The role of the peripheral sequence neighboring the core cross-β region was investigated using a peptide library constructed with all possible combinations of Lys, Glu, Ser, and Leu at three residue positions (X1–X3) forming the N-terminal region linked to the amyloid core sequence of the barnase-derived segment (A4–K22). By means of CD spectra and thioflavin T binding assay for 64 peptides, not only the composition but also the sequence in the peripheral region were found to be responsible for amyloid formation. The preferences of amino acid residues in the peripheral region of the amyloid-forming peptides were in the order of Leu ≈ Ser ⩾ Glu ≫ Lys. A balance of positive and negative charges was found to be essential for amyloid formation, suggesting that the electrostatic interaction at the surface of the amyloid fibrils is relevant to their stability.

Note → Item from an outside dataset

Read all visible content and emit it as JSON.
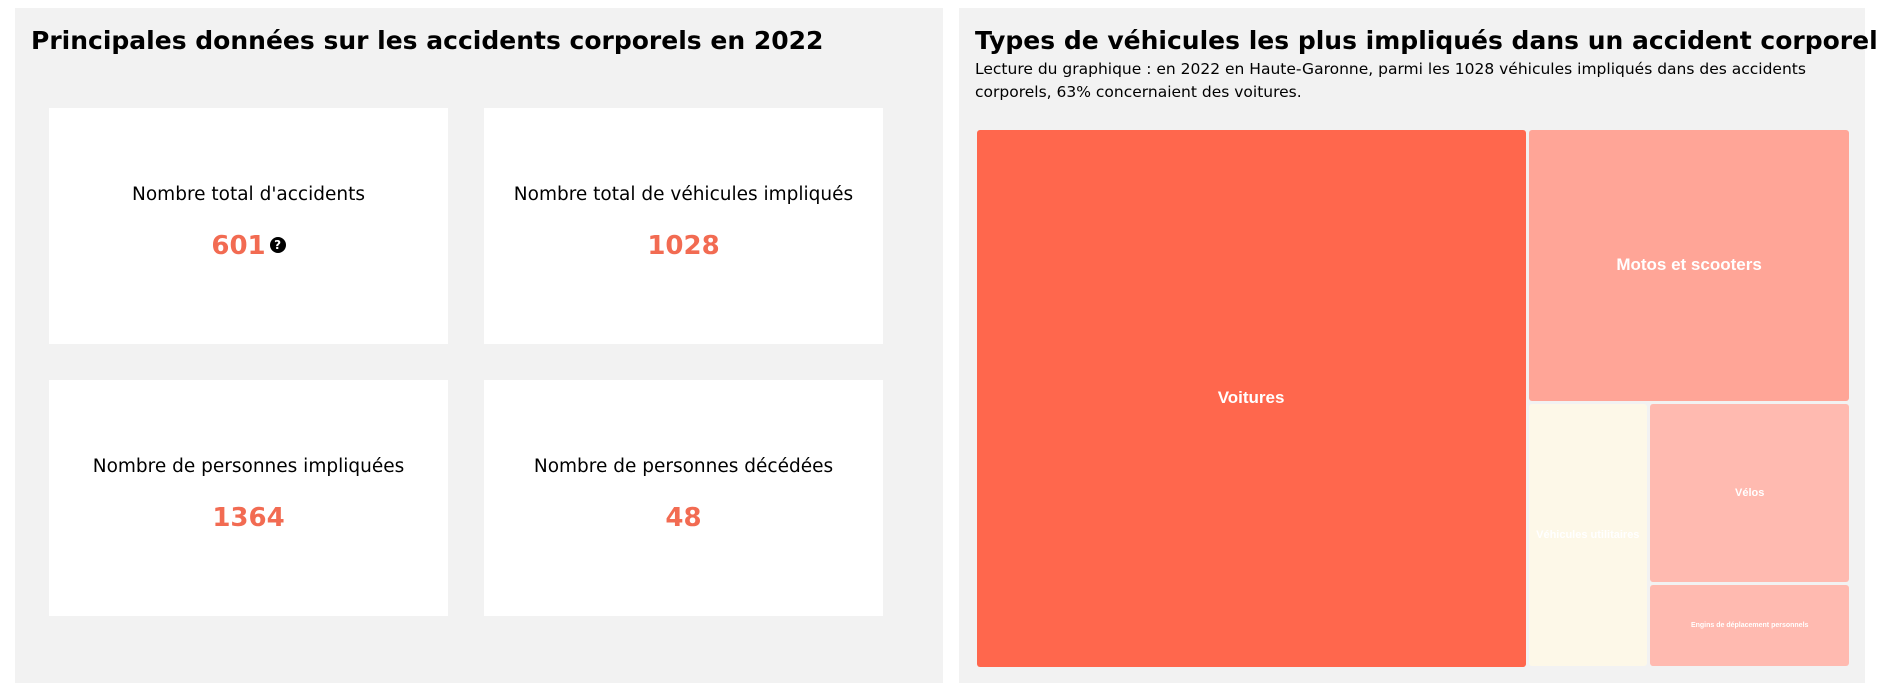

On the basis of the maximum fluorescence wavelength of fibril-bound thioflavin T, the highly amyloidogenic peptides were classified into two classes, which exhibited the sequence preferences of (Leu, Ser/Glu, and Leu) and (Glu, Leu, and Ser) for the peripheral sequence (X1, X2, and X3). The former class can be rationally assigned to the structural model with deep grooves along the fibril axis. Thus, the peripheral sequence regulates the manner of molecular packing in the fibrils as well as the amyloidogenicity. In addition, the chains of the peripheral sequence are most likely to form thioflavin T binding sites.